When you hear people talk about autism spectrum disorders (ASD), the focus tends to be on what children and adults with ASD cannot do.

As the older sibling of a brother (nicknamed Dude) diagnosed with PDD-NOS, I am acutely aware of the things that are challenging for him. However, instead of focusing on the issues with elopement, functional speech, self-care, etc., I choose to focus on the many awesome things about him.

Over the years, I have learned that the way you approach an autism diagnosis, or anything in your life, is your choice. You can make the decision to focus on the negative or the positive. All you have to do is choose.

I am not traditionally known for being an optimistic thinker. Dude has brought that out in me, especially over the last few years.

Little things he says or does always put a smile on my face. I consider every one of them a small victory; a sign of both the humor and intellect that lives within him that mainstream society is prone to overlook and/or question. This is why I started keeping track of these moments on my personal blog. There I write down moments big and small so that Dude’s extensive support network can smile, laugh, grow, and learn with him.

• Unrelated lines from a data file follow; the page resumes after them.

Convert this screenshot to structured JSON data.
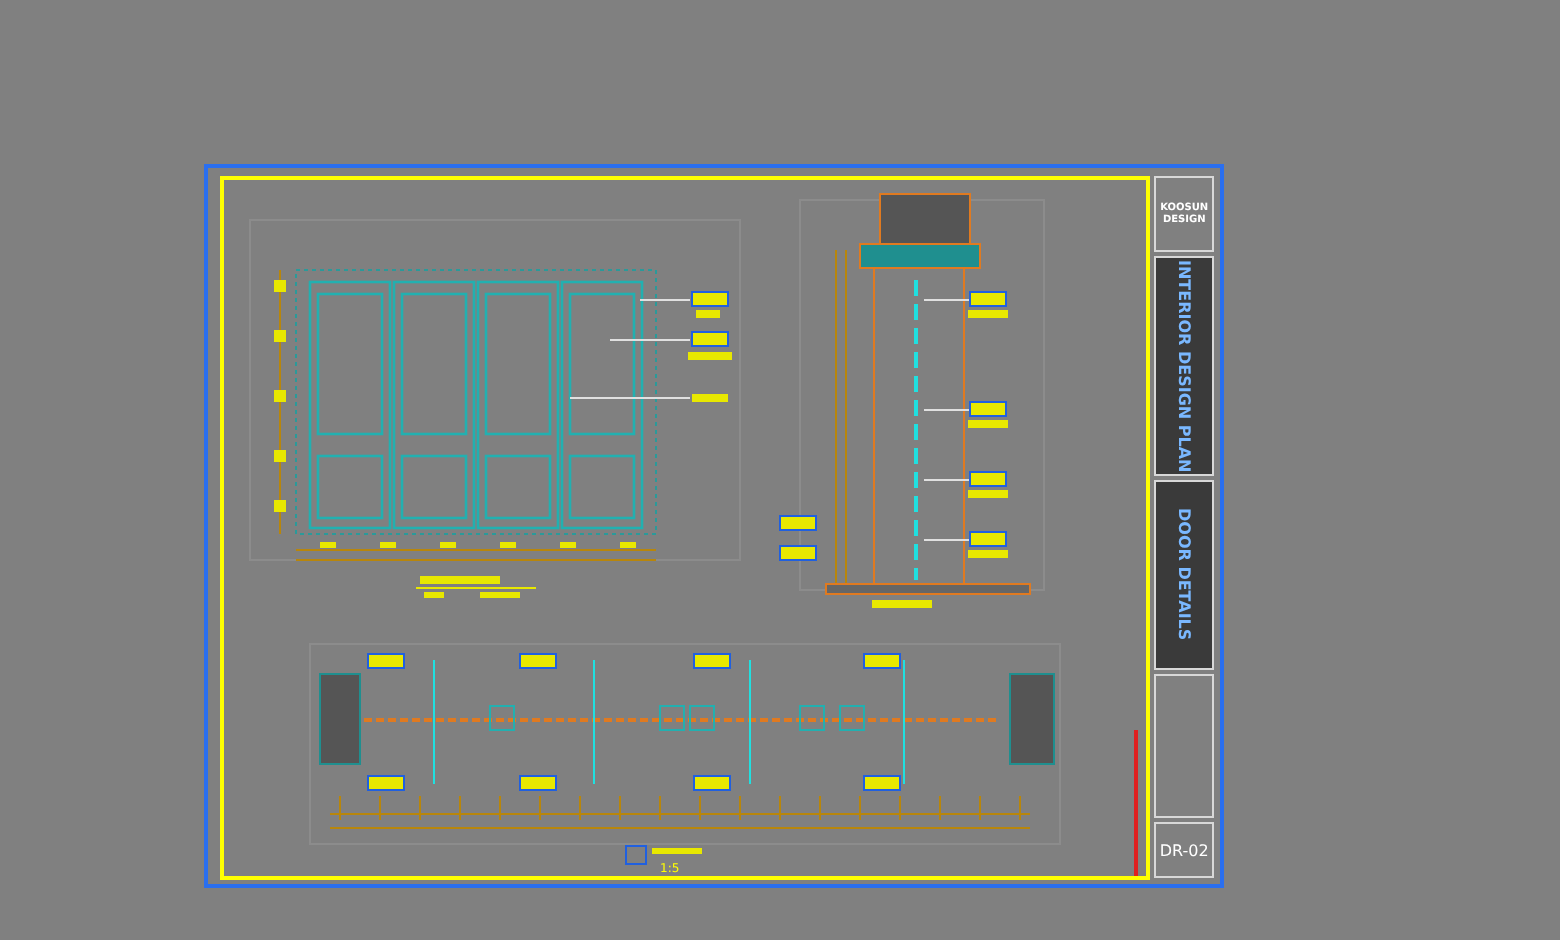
{
  "title_block": {
    "firm_name": "KOOSUN",
    "firm_subtitle": "DESIGN",
    "project_title": "INTERIOR DESIGN PLAN",
    "drawing_title": "DOOR DETAILS",
    "sheet_number": "DR-02"
  },
  "plan_view": {
    "scale": "1:5"
  }
}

My hope for the CAR community is that you never downplay the small victories in your and your children’s lives. It is so easy to be bogged down in the world of “cannot.” The difficult path is choosing and celebrating the world of “can.”

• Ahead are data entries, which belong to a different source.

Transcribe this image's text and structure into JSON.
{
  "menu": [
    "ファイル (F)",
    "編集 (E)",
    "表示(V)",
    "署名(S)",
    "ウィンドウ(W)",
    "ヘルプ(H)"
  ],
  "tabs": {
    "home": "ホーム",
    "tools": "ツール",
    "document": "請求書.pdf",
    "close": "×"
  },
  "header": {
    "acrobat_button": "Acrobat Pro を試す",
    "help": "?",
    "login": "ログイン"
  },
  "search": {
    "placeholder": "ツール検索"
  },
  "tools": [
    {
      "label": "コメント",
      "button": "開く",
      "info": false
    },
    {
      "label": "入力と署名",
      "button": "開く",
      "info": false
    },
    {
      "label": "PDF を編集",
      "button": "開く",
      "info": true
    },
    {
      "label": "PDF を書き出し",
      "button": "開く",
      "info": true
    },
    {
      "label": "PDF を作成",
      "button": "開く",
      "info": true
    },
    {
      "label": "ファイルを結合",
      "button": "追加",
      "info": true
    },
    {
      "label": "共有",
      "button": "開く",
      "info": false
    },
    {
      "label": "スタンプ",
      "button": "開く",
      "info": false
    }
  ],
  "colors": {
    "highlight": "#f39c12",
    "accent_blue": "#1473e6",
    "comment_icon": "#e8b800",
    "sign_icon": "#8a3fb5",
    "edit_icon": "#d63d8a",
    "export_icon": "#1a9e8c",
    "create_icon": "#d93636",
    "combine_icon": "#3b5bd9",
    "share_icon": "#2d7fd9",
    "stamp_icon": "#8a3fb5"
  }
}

Please enjoy one of Dude’s many witticisms.

Back story #1
Dude has been doing therapeutic horseback riding for 4 or 5 years now. He LOVES it. There are three commands that he uses with the horses:

Whoa = Stop
Walk on = Go
Trot = Trot

Dude-ism #21
Last night, Dude and Mom were driving back from his music class. The light turned green, but Mom was distracted and didn’t accelerate immediately. Mom heard Dude mumble something from the passenger seat.

“What did you say?” asked Mom.

“Walk on,” Dude replied.

1 comment:

  1. I am considering therapeutic horseback riding for my 11 year old son who was diagnosed at CHOP at 4 years old with ADHD/PDD-NOS and was wondering if it is effective, what a great story thanks for sharing! I am trying to look for socialization skills programs for him right now.